Most of these brands ship Australia-wide within a few business days, and buying direct also locks in the warranty and price-match terms that often do not apply to third-party resellers. Leaving it to the last day of June is the surest way to watch the deal you wanted sell out from under you.
EOFY power station deals: Your questions answered
Q: What size portable power station do I need for 4WD touring?
A: For a weekend with a fridge, lights and device charging, a 1000Wh unit is enough. For longer trips, induction cooking, running a CPAP machine overnight, or stretching several days between charges, step up to the 2000Wh class. That is why most of the picks above sit around 2048Wh.

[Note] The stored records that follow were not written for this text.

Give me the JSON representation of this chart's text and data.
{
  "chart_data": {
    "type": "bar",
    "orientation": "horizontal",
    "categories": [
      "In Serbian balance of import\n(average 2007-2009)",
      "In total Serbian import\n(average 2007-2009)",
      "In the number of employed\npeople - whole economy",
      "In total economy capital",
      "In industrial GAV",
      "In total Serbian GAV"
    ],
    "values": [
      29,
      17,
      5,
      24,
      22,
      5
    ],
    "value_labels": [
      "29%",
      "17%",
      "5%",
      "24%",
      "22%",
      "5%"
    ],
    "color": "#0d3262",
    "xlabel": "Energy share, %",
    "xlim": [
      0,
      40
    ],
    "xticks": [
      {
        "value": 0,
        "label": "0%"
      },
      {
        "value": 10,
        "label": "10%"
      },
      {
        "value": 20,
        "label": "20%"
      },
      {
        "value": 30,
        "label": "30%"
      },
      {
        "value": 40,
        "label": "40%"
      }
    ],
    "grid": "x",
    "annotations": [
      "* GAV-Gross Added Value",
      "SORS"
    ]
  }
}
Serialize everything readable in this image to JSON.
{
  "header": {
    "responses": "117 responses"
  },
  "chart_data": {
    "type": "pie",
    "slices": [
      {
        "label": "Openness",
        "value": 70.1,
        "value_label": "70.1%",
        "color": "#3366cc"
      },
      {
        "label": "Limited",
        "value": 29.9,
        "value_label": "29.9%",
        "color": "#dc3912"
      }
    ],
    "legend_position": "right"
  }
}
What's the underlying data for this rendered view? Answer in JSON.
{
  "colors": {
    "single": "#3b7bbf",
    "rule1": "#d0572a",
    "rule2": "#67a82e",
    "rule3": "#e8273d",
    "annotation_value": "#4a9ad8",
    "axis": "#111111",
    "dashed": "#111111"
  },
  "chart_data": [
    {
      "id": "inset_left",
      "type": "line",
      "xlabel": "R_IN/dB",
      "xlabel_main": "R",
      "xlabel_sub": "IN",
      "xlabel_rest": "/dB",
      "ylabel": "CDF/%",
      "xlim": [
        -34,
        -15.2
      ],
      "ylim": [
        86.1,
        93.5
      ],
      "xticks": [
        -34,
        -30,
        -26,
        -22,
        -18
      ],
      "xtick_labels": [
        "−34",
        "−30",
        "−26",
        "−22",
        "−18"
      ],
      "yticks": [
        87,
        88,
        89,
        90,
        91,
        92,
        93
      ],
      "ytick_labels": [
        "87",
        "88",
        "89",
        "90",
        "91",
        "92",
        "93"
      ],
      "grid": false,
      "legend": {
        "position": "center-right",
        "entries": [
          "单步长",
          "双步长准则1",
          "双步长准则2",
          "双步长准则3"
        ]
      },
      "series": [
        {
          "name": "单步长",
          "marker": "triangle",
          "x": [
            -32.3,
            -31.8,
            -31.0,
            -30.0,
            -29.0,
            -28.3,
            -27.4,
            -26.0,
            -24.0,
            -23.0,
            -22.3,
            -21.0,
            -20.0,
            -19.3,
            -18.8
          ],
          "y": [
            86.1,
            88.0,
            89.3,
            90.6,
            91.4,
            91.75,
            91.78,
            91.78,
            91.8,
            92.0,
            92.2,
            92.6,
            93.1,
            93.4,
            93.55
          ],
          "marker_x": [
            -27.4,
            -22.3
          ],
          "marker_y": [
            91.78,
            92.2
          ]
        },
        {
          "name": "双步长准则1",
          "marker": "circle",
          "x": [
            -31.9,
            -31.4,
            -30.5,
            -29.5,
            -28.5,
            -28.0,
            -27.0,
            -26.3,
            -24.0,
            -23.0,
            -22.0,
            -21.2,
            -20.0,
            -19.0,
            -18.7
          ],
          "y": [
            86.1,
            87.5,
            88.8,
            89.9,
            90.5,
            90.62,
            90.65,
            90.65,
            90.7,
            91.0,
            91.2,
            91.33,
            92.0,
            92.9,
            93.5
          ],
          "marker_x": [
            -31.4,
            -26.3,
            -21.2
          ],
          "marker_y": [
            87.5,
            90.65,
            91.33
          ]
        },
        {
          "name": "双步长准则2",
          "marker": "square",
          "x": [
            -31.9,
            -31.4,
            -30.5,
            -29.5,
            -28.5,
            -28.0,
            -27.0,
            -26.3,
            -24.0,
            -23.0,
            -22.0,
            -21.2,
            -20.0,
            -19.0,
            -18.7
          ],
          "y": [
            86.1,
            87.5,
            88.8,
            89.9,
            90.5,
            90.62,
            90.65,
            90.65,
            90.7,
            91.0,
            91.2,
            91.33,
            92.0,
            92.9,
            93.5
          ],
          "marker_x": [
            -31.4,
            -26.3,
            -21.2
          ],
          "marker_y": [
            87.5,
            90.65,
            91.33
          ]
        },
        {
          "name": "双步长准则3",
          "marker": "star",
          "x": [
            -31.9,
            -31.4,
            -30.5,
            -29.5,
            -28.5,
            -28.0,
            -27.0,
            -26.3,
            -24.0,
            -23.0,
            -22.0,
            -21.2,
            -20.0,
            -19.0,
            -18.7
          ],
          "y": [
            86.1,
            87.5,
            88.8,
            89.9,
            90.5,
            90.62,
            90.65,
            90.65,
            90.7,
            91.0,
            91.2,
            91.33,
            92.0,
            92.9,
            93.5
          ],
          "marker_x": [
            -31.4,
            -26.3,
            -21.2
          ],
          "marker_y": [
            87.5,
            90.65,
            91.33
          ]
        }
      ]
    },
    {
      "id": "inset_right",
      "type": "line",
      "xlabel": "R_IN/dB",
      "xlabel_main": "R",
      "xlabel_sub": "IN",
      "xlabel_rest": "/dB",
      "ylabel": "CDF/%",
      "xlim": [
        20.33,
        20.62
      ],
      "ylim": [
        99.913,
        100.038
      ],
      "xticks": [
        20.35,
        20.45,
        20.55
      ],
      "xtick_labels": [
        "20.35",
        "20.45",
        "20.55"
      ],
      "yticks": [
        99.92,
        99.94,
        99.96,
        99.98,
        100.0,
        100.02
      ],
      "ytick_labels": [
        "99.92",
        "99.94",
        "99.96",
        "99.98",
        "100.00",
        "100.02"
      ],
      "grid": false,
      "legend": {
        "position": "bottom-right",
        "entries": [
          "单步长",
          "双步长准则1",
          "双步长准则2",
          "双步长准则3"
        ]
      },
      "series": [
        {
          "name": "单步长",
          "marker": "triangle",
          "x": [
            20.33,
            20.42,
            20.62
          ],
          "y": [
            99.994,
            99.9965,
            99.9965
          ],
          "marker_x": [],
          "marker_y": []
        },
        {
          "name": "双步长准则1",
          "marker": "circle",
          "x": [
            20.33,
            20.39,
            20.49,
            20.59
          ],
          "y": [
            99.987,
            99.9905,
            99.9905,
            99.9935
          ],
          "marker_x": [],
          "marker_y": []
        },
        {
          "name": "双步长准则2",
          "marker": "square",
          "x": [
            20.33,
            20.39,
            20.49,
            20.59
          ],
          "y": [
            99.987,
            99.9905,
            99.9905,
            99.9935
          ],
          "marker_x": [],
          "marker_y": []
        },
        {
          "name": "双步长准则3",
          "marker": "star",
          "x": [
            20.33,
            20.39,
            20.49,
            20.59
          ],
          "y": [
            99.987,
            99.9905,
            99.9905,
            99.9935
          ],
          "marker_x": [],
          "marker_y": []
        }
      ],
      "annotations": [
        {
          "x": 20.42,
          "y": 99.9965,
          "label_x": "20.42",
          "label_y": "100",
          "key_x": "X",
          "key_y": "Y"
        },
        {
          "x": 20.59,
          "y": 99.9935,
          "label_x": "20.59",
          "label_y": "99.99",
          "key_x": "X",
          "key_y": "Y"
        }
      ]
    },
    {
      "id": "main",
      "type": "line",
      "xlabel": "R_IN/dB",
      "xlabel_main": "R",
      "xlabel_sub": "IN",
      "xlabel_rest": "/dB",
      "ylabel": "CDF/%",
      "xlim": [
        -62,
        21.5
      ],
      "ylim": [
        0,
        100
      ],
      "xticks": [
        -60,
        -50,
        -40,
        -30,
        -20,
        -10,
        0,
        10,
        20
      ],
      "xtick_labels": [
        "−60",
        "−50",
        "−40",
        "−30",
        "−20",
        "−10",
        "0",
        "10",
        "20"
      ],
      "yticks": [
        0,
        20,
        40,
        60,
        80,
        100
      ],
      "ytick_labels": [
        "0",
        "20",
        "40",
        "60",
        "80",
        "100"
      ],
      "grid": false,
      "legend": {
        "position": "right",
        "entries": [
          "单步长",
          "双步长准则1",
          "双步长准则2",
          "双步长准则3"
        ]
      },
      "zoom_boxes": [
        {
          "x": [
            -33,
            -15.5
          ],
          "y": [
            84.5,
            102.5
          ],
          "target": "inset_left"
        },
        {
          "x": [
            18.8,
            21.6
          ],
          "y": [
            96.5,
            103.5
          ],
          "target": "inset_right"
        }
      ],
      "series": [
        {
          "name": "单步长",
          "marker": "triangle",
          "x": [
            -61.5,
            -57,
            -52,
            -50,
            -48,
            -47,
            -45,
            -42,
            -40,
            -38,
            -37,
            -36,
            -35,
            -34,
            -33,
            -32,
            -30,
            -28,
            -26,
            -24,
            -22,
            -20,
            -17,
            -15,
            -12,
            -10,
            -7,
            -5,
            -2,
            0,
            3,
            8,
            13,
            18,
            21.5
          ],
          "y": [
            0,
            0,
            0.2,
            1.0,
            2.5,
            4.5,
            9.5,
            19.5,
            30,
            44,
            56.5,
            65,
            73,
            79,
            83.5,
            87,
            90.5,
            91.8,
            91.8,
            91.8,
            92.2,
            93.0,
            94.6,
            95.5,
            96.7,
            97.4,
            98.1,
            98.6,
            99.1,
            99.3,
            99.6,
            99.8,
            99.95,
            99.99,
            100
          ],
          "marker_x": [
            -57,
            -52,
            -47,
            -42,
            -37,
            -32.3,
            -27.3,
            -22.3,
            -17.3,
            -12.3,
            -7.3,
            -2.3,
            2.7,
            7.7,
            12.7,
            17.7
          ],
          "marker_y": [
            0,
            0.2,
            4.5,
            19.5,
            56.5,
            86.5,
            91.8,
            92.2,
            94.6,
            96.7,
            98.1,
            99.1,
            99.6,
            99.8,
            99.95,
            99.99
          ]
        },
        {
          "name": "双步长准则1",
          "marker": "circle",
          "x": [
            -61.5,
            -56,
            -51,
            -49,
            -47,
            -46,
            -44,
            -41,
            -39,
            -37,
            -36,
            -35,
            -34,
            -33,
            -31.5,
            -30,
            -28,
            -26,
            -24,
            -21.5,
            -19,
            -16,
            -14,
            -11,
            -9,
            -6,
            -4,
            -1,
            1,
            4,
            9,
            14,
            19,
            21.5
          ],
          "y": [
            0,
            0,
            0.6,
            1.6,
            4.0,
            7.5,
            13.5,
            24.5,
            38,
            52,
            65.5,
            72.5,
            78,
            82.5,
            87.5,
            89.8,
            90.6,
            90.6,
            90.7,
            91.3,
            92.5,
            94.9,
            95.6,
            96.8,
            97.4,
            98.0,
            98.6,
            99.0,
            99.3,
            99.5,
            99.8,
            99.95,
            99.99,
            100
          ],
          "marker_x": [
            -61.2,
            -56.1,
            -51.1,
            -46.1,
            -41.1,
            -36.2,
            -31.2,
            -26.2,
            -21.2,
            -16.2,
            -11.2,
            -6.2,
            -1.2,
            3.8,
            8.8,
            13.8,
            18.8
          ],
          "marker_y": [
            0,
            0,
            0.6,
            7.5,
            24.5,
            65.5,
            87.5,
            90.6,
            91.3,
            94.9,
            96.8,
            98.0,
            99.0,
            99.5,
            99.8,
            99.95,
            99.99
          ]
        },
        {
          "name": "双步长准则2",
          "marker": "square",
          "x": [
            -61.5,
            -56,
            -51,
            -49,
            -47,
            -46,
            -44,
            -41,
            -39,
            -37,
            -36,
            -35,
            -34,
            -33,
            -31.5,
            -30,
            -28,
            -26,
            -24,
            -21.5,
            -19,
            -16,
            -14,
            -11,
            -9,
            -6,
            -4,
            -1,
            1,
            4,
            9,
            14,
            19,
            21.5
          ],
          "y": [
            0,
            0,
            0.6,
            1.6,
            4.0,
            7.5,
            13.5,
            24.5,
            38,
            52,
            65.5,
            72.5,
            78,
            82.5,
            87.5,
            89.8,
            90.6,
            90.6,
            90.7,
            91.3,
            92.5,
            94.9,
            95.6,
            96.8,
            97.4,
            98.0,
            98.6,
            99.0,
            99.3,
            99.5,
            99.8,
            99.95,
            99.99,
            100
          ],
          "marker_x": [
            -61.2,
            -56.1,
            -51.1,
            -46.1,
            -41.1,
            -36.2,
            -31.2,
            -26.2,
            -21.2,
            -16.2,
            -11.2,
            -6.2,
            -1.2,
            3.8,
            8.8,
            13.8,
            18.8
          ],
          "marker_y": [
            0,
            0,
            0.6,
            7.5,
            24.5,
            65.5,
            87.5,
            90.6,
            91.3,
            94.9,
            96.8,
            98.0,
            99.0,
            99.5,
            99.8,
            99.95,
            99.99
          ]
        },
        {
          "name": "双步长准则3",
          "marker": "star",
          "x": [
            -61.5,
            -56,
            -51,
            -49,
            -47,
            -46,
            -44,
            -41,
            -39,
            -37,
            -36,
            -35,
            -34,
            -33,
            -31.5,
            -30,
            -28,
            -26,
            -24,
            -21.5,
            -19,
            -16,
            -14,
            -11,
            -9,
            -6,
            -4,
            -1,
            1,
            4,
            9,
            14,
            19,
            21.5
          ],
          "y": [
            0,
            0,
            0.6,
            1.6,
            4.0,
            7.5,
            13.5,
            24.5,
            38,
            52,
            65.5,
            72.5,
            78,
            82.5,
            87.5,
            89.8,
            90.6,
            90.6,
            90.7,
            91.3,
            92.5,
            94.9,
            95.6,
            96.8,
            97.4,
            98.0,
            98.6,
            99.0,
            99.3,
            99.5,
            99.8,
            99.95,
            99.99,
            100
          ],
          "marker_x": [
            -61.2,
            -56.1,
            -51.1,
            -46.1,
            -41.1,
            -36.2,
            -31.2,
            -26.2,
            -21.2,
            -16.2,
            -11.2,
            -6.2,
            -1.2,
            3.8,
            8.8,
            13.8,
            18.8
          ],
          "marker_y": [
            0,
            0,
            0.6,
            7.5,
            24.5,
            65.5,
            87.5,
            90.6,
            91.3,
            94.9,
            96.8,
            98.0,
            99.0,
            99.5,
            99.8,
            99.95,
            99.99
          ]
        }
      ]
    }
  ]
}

Q: Can I charge a portable power station from my 4WD while driving?
A: Yes, but how fast depends entirely on the hardware. Charging through the standard cigarette-socket cable is slow…..like seriously slow. Charging is capped at around 8 to 9 amps on most units to protect the vehicle socket, which means 10 to 20 hours of driving to fill a 2000Wh unit.
For real drive-and-charge speed you need a dedicated fast alternator charger, a separate module that pushes far more current. EcoFlow, Bluetti and the Anker C2000 Gen 2 offer one; some units, including the older Anker F2000, do not. EcoFlow rates its 800W charger at around 2.6 hours of driving for a full DELTA 2 Max. Always confirm a fast alternator charger is available for the specific model before relying on your vehicle to charge it.
Q: When does the EOFY sale end in 2026?
A: Most of these sales run until 30 June 2026, the last day of the financial year. iTechworld and Bluetti run the full month of June, EcoFlow runs to 1 July, and Jackery’s early-access window has already closed though its prices remain live. Confirm the cut-off on each brand’s page before you buy.
Q: Are these deals available in stores or only online?
A: Stock in physical stores is already limited, and several brands are reporting sold-out lines. When we called Anaconda, BDF, and Battery World, they were generally all out of stock. Buying direct online is the safer bet, secures the warranty and price-match terms, and gets the unit shipped to your door within a few business days.
Q: Can I claim a portable power station on tax at EOFY?
Only where it is genuinely used to produce income or for a business, such as a tradie powering tools on site. A unit bought purely for private camping is not deductible. At 4X4 Australia, we are not accountants, so check your specific situation with yours before you assume an EOFY purchase is a write-off.
Q: What is the difference between Wh and Ah?
A: Watt-hours (Wh) measure the total energy a unit holds. Amp-hours (Ah) measure capacity at a given voltage. As a rough guide, a 2048Wh power station is equivalent to around 160Ah at 12.8V. When comparing units, compare Wh, because it accounts for voltage and gives you the true energy figure.
The EOFY window is the one time of year the maths genuinely favours the buyer rather than the seller. The deals are real, the discounts on 2000Wh units are the deepest of 2026, and the brands are competing hard. The only enemy is the calendar, and the stock that runs out before it.
Prices and offers verified June 2026 and subject to change. Confirm the current price and sale end date on each brand’s website before purchasing. 4×4 Australia provides independent editorial coverage; brands featured do not control our assessments.